Whilst the right time to enter a position was infrequently an issue for myself ( virtually 80% of all my open positions had gone into the green profit sector ), the issue was hidden in the determining the right exit point for that position. Not only was it vital to cut my risk on the possible losses with stop-loss orders, but to restrict my greediness and take profit when I'm able to take it and make it as high as I could . There are a few known suggestions and paths to enter a right position at a right time like major commercial stories releases, world world events, technical indicators mixtures, for example. But whilst the entering into a position is optional and trade can decide to miss as many good / bad entry point moments as they wish, this is wrong if we discuss exiting a position. Margin trading makes it almost impossible to attend too long with an open position. More than this, each open position in a certain way boundaries trader 's capability to trade. Selecting the good exit points for positions might be a simple task if only the currency market wasn't so chaotic and volatile. In my view ( backed by my trading experience ) exit orders for each position should be toggled consistently with time and as the new market info ( technical and elemental ) appear. We could say, you took a short position on EUR / Greenbacks at 1.2563, at the time you're taking this position the support / resistance level is 1.2500 / 1.2620. You set your stop-loss order to 1.2625 and your take-profit order to 1.2505. So now, this position can be considered as an intraday or 2-3 days term position. This indicates that you should close it before it's term is over, or it will change into an extremely unpredictable position ( because market will differ significantly from what it was at the time you have entered this position ). After the position is taken and first exit orders are set, you must follow the market events and technical indicators to adjust your exit orders. The most vital rule is to tighten the loss / profit limit as time goes by. Generally if I am taking a middle term position ( 2-4 days ) I try and lower the stop and target order by 10-25 pips each day. I also monitor worldwide events, making an attempt to lower my stop-losses when imperative stories can hurt my position.

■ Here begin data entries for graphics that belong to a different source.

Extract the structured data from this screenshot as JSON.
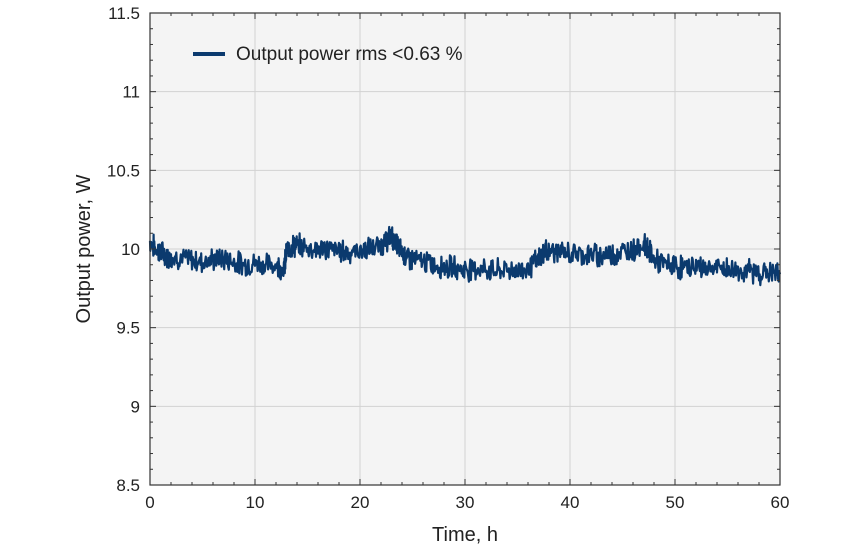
{
  "chart_data": {
    "type": "line",
    "title": "",
    "xlabel": "Time, h",
    "ylabel": "Output power, W",
    "xlim": [
      0,
      60
    ],
    "ylim": [
      8.5,
      11.5
    ],
    "xticks": [
      0,
      10,
      20,
      30,
      40,
      50,
      60
    ],
    "yticks": [
      8.5,
      9,
      9.5,
      10,
      10.5,
      11,
      11.5
    ],
    "xtick_labels": [
      "0",
      "10",
      "20",
      "30",
      "40",
      "50",
      "60"
    ],
    "ytick_labels": [
      "8.5",
      "9",
      "9.5",
      "10",
      "10.5",
      "11",
      "11.5"
    ],
    "grid": true,
    "legend_position": "top-left",
    "series": [
      {
        "name": "Output power rms <0.63 %",
        "color": "#0b3a6e",
        "x": [
          0,
          0.5,
          1,
          1.5,
          2,
          3,
          4,
          5,
          6,
          7,
          8,
          9,
          10,
          11,
          12,
          12.8,
          13,
          13.5,
          14,
          15,
          16,
          17,
          18,
          19,
          20,
          21,
          22,
          22.5,
          23,
          23.5,
          24,
          24.5,
          25,
          26,
          27,
          28,
          29,
          30,
          31,
          32,
          33,
          34,
          35,
          36,
          37,
          37.5,
          38,
          39,
          40,
          41,
          42,
          43,
          44,
          45,
          46,
          47,
          47.5,
          48,
          49,
          50,
          51,
          52,
          53,
          54,
          55,
          56,
          57,
          58,
          59,
          60
        ],
        "y": [
          10.05,
          10.0,
          9.98,
          9.96,
          9.95,
          9.94,
          9.93,
          9.92,
          9.93,
          9.94,
          9.92,
          9.9,
          9.91,
          9.9,
          9.9,
          9.88,
          9.98,
          10.02,
          10.02,
          10.01,
          10.0,
          10.0,
          9.99,
          9.98,
          9.99,
          10.0,
          10.02,
          10.05,
          10.08,
          10.03,
          9.98,
          9.95,
          9.93,
          9.92,
          9.9,
          9.89,
          9.88,
          9.87,
          9.88,
          9.87,
          9.86,
          9.87,
          9.86,
          9.88,
          9.93,
          9.98,
          9.99,
          9.98,
          9.97,
          9.97,
          9.96,
          9.96,
          9.97,
          9.98,
          10.0,
          10.03,
          10.0,
          9.93,
          9.9,
          9.89,
          9.88,
          9.89,
          9.88,
          9.88,
          9.87,
          9.86,
          9.86,
          9.85,
          9.85,
          9.84
        ]
      }
    ]
  }
}
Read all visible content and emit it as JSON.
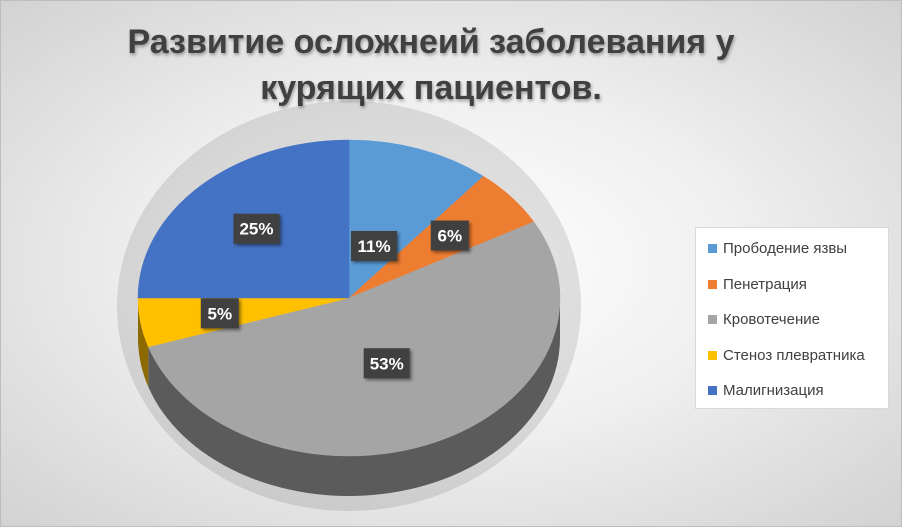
{
  "chart_data": {
    "type": "pie",
    "title_lines": [
      "Развитие осложнеий заболевания у",
      "курящих пациентов."
    ],
    "slices": [
      {
        "label": "Прободение язвы",
        "value": 11,
        "display": "11%",
        "color": "#5b9bd5"
      },
      {
        "label": "Пенетрация",
        "value": 6,
        "display": "6%",
        "color": "#ed7d31"
      },
      {
        "label": "Кровотечение",
        "value": 53,
        "display": "53%",
        "color": "#a5a5a5"
      },
      {
        "label": "Стеноз плевратника",
        "value": 5,
        "display": "5%",
        "color": "#ffc000"
      },
      {
        "label": "Малигнизация",
        "value": 25,
        "display": "25%",
        "color": "#4472c4"
      }
    ],
    "legend_position": "right",
    "style": "3d-pie"
  }
}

If the profit is quite high, I try and move my stop-loss the entry point, making a sure-win position.

The main idea here is to find an equilibrium point between greediness and caution. But as your position gets older the profit should be more limited and losses cut.

Also, trader should always recall that if the market started to act suddenly, they have to be even more wary with exit order, whether or not the position is still showing profits. Each trader has their own trading methodology and habits. I'm hoping this article will make its readers think about such a crucial side of trading as the exit orders and this could only improve their trading results.